To say I was apprehensive after the beat down the wheels just took would be an understatement....but what do you do? Hit the brakes? Not so much. Finally reaching the Tow Path Trail, I dutifully pointed the front wheel north towards Lake Erie. There are shorter ways to get there for sure..but none more scenic..or safe..than the trail. The route north of Rockside Station gets less and less scenic, however, and becomes a concrete and steel industrial wasteland as the lake draws ever closer. Not much to discuss here really. The trip back with the wind at my back was nice. Like a horse coming back to the barn to eat, I knew I was on the way home and my legs lightened a bit.
The huge span bridge at Rockside Station is always a pleasure to see. The river flows quickly here..NORTH...and the roiling water looks great with the bridge behind it. It isn't long before the historic Frazee House comes in to view. Built in 1826, it still stands alongside the path and is now a visitor center. A road detour into Brecksville Station was a nice change. The train bridge and bike bridge here, coupled with the infamous "Hell's Half Acre" lock make a great place to inspire your sun-ripened skin to push on.

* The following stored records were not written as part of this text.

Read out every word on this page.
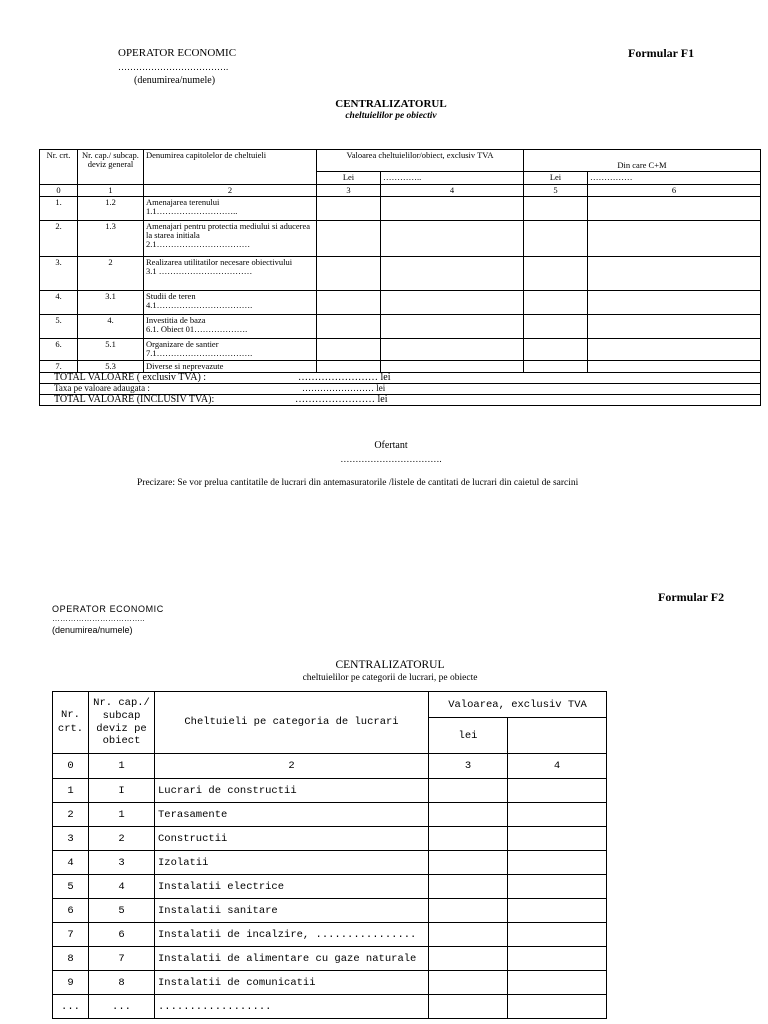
OPERATOR ECONOMIC	Formular F1
……………………………….
(denumirea/numele)
CENTRALIZATORUL
cheltuielilor pe obiectiv
Nr. crt.	Nr. cap./ subcap. deviz general	Denumirea capitolelor de cheltuieli	Valoarea cheltuielilor/obiect, exclusiv TVA		Din care C+M	
			Lei	…………..	Lei	……………
0	1	2	3	4	5	6
1.	1.2	Amenajarea terenului
1.1………………………..				
2.	1.3	Amenajari pentru protectia mediului si aducerea la starea initiala
2.1……………………………				
3.	2	Realizarea utilitatilor necesare obiectivului
3.1 ……………………………				
4.	3.1	Studii de teren
4.1…………………………….				
5.	4.	Investitia de baza
6.1. Obiect 01……………….				
6.	5.1	Organizare de santier
7.1…………………………….				
7.	5.3	Diverse si neprevazute				
TOTAL VALOARE ( exclusiv TVA) : …………………… lei						
Taxa pe valoare adaugata : …………………… lei						
TOTAL VALOARE (INCLUSIV TVA): …………………… lei						
Ofertant
…………………………….
Precizare: Se vor prelua cantitatile de lucrari din antemasuratorile /listele de cantitati de lucrari din caietul de sarcini
Formular F2
OPERATOR ECONOMIC
……………………………..
(denumirea/numele)
CENTRALIZATORUL
cheltuielilor pe categorii de lucrari, pe obiecte
Nr. crt.	Nr. cap./ subcap deviz pe obiect	Cheltuieli pe categoria de lucrari	Valoarea, exclusiv TVA	
			lei	
0	1	2	3	4
1	I	Lucrari de constructii		
2	1	Terasamente		
3	2	Constructii		
4	3	Izolatii		
5	4	Instalatii electrice		
6	5	Instalatii sanitare		
7	6	Instalatii de incalzire, ................		
8	7	Instalatii de alimentare cu gaze naturale		
9	8	Instalatii de comunicatii		
...	...	..................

The ride from here back to Boston Mill is stunning. Huge horseshoe bends in the river give way to a dead-flat sprint into the old Visitor Center. It's only a quarter mile back to Stanford House now..and a much needed cup of coffee and shower..maybe at the same time...I was too tired to care at that point. Sleep came early Monday night.
The sun was up early Tuesday, and I had a fun albeit shorter ride planned before racing back and loading for home. Heading south towards Akron on the Tow path is my favorite ride in the park. The wooden swamp-bridges, tunnels, marshes, the old quarry, covered bridges, farms and Deep Lock in Peninsula are all fabulous.
It's a pretty fast run to Akron that early on a weekday, so I stopped to hang out at the beatiful Everett Road Covered Bridge to take a picture or two. Young corn was beginning to sprout in the fields in front of me...and I could sense the temperature drop and see the clouds darken. Time to go. Flying back up Riverview Road, I was glad to be heading back north from the Continental Divide (the whole reason the river flows north) to Stanford House and the helpful and accomodating staff there.
A well earned shower and change of clothes (driving home in a chamois-butter-infused pair of bibs for 140 miles is less than ideal) made me happy. Stopping for a splash of gas I drove back to CBUS...and into a hot cup of Luck Brothers coffee. Another min-vacation in the books. It was different to do it alone, but fun. I even met a park employee who had been to Dana Point once. Crazy. To book a room..or the whole house..call 330-657-2909, extension 119. Room rates go from $50 to $150, and breakfast/linens are included. Time for margaritas...and a nap.:)
3 Comments:
Thanks to writer Wendy Bowman-Littler for the amazing edit job!
Thanks for the awesome photo journey. What more could you want than 2 wheels and some beautiful country to cover. Thanks for the share!
That's sweet, but I didn't have to do hardly anything! Great piece! Made me wish I had been there!